You have every right to believe that masks are a form of government control or a satanic tool. You're very wrong, but you are free to believe what you want to believe.
What you aren't free to do, however, is to act on those beliefs when they run counter to the rules of the employer for which you work or the business you want to enter.
Case in point: Manning v. Whole Foods Market Group.
In early 2021 Whole Foods maintained a corporate-wide policy that all customers wear face coverings while shopping inside its stores. Ryan Manning entered a Whole Foods store unmasked in contravention of that policy.

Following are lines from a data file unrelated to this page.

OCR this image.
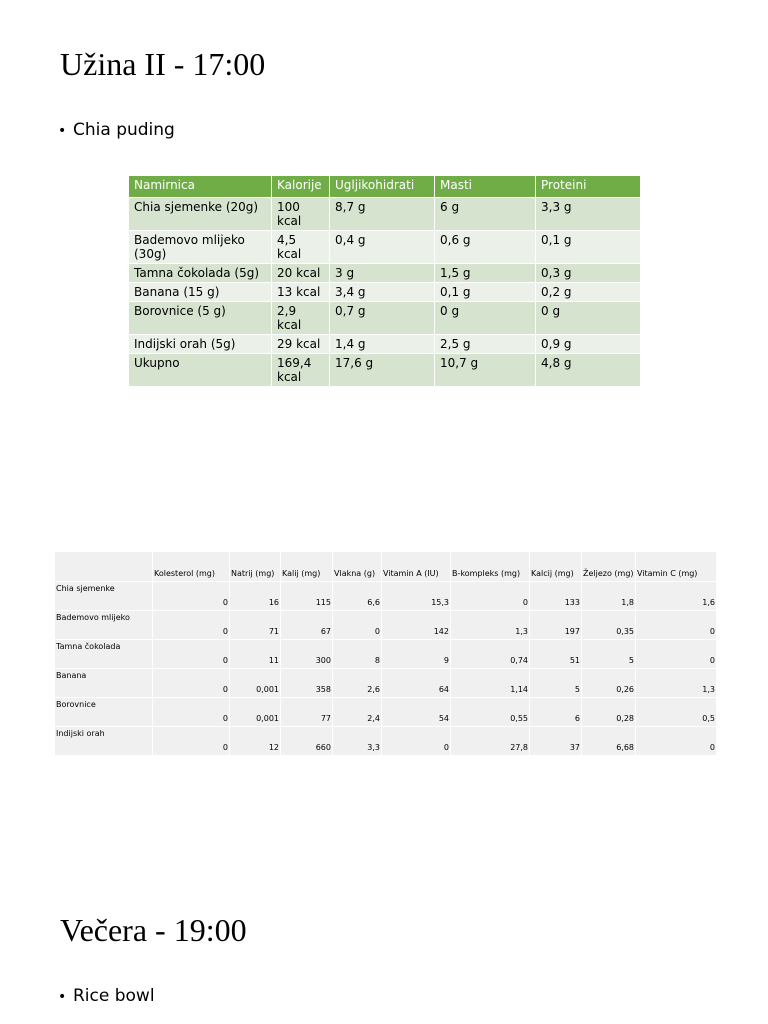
Užina II - 17:00
• Chia puding
Namirnica	Kalorije	Ugljikohidrati	Masti	Proteini
Chia sjemenke (20g)	100 kcal	8,7 g	6 g	3,3 g
Bademovo mlijeko (30g)	4,5 kcal	0,4 g	0,6 g	0,1 g
Tamna čokolada (5g)	20 kcal	3 g	1,5 g	0,3 g
Banana (15 g)	13 kcal	3,4 g	0,1 g	0,2 g
Borovnice (5 g)	2,9 kcal	0,7 g	0 g	0 g
Indijski orah (5g)	29 kcal	1,4 g	2,5 g	0,9 g
Ukupno	169,4 kcal	17,6 g	10,7 g	4,8 g
	Kolesterol (mg)	Natrij (mg)	Kalij (mg)	Vlakna (g)	Vitamin A (IU)	B-kompleks (mg)	Kalcij (mg)	Željezo (mg)	Vitamin C (mg)
Chia sjemenke	0	16	115	6,6	15,3	0	133	1,8	1,6
Bademovo mlijeko	0	71	67	0	142	1,3	197	0,35	0
Tamna čokolada	0	11	300	8	9	0,74	51	5	0
Banana	0	0,001	358	2,6	64	1,14	5	0,26	1,3
Borovnice	0	0,001	77	2,4	54	0,55	6	0,28	0,5
Indijski orah	0	12	660	3,3	0	27,8	37	6,68	0
Večera - 19:00
• Rice bowl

He did so because he believes that masks "are part of a satanic ritual" and that "he cannot slowly commit suicide by lowering his immune system and depriving himself of oxygen." When store managers advised him of Whole Foods' mask policy, he told them that they were violating his religious freedoms. After Manning called the police in an attempt to engage in a citizen's arrest of the store's managers, those same managers attempted to work out a compromise. The head manager offered to shop for Manning, but Manning refused. He also offered to allow Manning inside the store unmasked if he passed a health screening and temperature check. Manning also rejected that idea, claiming that it also violated his rights. Ultimately, Manning left the store. Four months later he filed a federal lawsuit claiming that Whole Foods and the store managers violated his Constitutional rights and committed various other miscellaneous torts.

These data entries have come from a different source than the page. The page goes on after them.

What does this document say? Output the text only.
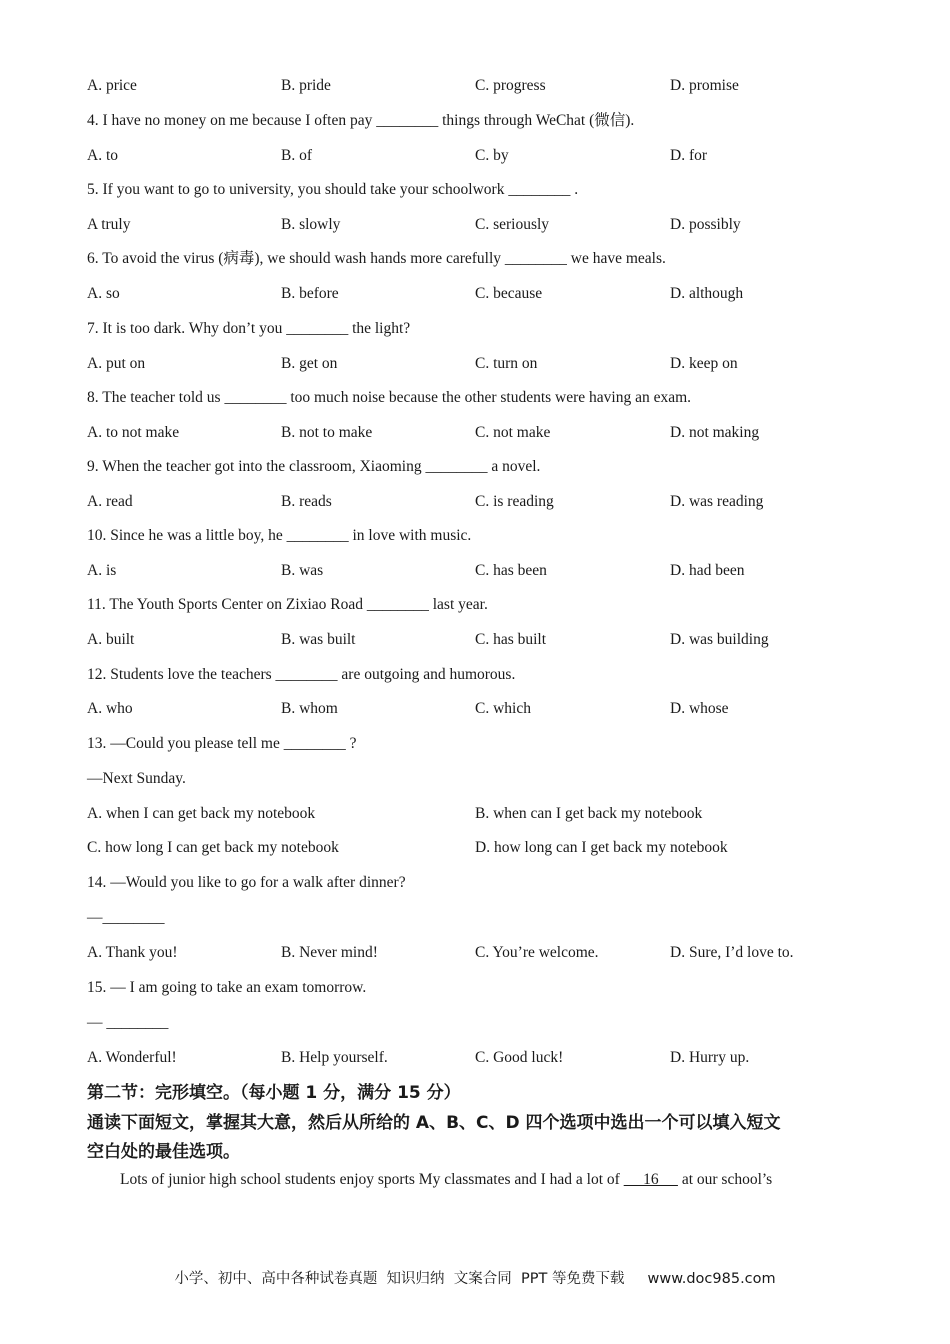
A. price	B. pride	C. progress	D. promise
4. I have no money on me because I often pay ________ things through WeChat (微信).
A. to	B. of	C. by	D. for
5. If you want to go to university, you should take your schoolwork ________ .
A truly	B. slowly	C. seriously	D. possibly
6. To avoid the virus (病毒), we should wash hands more carefully ________ we have meals.
A. so	B. before	C. because	D. although
7. It is too dark. Why don’t you ________ the light?
A. put on	B. get on	C. turn on	D. keep on
8. The teacher told us ________ too much noise because the other students were having an exam.
A. to not make	B. not to make	C. not make	D. not making
9. When the teacher got into the classroom, Xiaoming ________ a novel.
A. read	B. reads	C. is reading	D. was reading
10. Since he was a little boy, he ________ in love with music.
A. is	B. was	C. has been	D. had been
11. The Youth Sports Center on Zixiao Road ________ last year.
A. built	B. was built	C. has built	D. was building
12. Students love the teachers ________ are outgoing and humorous.
A. who	B. whom	C. which	D. whose
13. —Could you please tell me ________ ?
—Next Sunday.
A. when I can get back my notebook	B. when can I get back my notebook
C. how long I can get back my notebook	D. how long can I get back my notebook
14. —Would you like to go for a walk after dinner?
—________
A. Thank you!	B. Never mind!	C. You’re welcome.	D. Sure, I’d love to.
15. — I am going to take an exam tomorrow.
— ________
A. Wonderful!	B. Help yourself.	C. Good luck!	D. Hurry up.
第二节：完形填空。（每小题 1 分，满分 15 分）
通读下面短文，掌握其大意，然后从所给的 A、B、C、D 四个选项中选出一个可以填入短文
空白处的最佳选项。
Lots of junior high school students enjoy sports My classmates and I had a lot of      16      at our school’s
小学、初中、高中各种试卷真题  知识归纳  文案合同  PPT 等免费下载     www.doc985.com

The Court had little difficulty dismissing Manning's lawsuit in its entirety. Its parting shot, located in footnote 5 appended to the opinion's conclusion, is worth reading as it sums up everything wrong with the argument against businesses implementing and enforcing mask rules:
In closing, the Court cannot help but note the following: despite the myriad of claims brought by Plaintiff, there is no constitutional, statutory, or common law right to jeopardize the health of others by shopping in a Whole Foods, without a mask, in contravention of its prudent policy, during a mass pandemic. If your heart is set on products from a market with a mask requirement and you can't or won't wear a mask, your choices are to get your food delivered, have someone else shop for you, or reconsider wearing a mask for your own health and the good health of the other shoppers.
Exercising one's personal choice to shop at any retailer means following its rules. E.g., "No shirt, no shoes, no service." Or, "You can't open a bag of chips, eat one, and leave the opened bag on the shelf." Or, "Don't pee in the aisle." No one debates the logic of these rules, or that Whole Foods (or any business) has the right to implement and enforce them as a condition of entering and remaining inside. "Masks required," is no different. If you don't want to comply, shop somewhere else or order delivery.
Or, to put it another way, don't be a maskhole.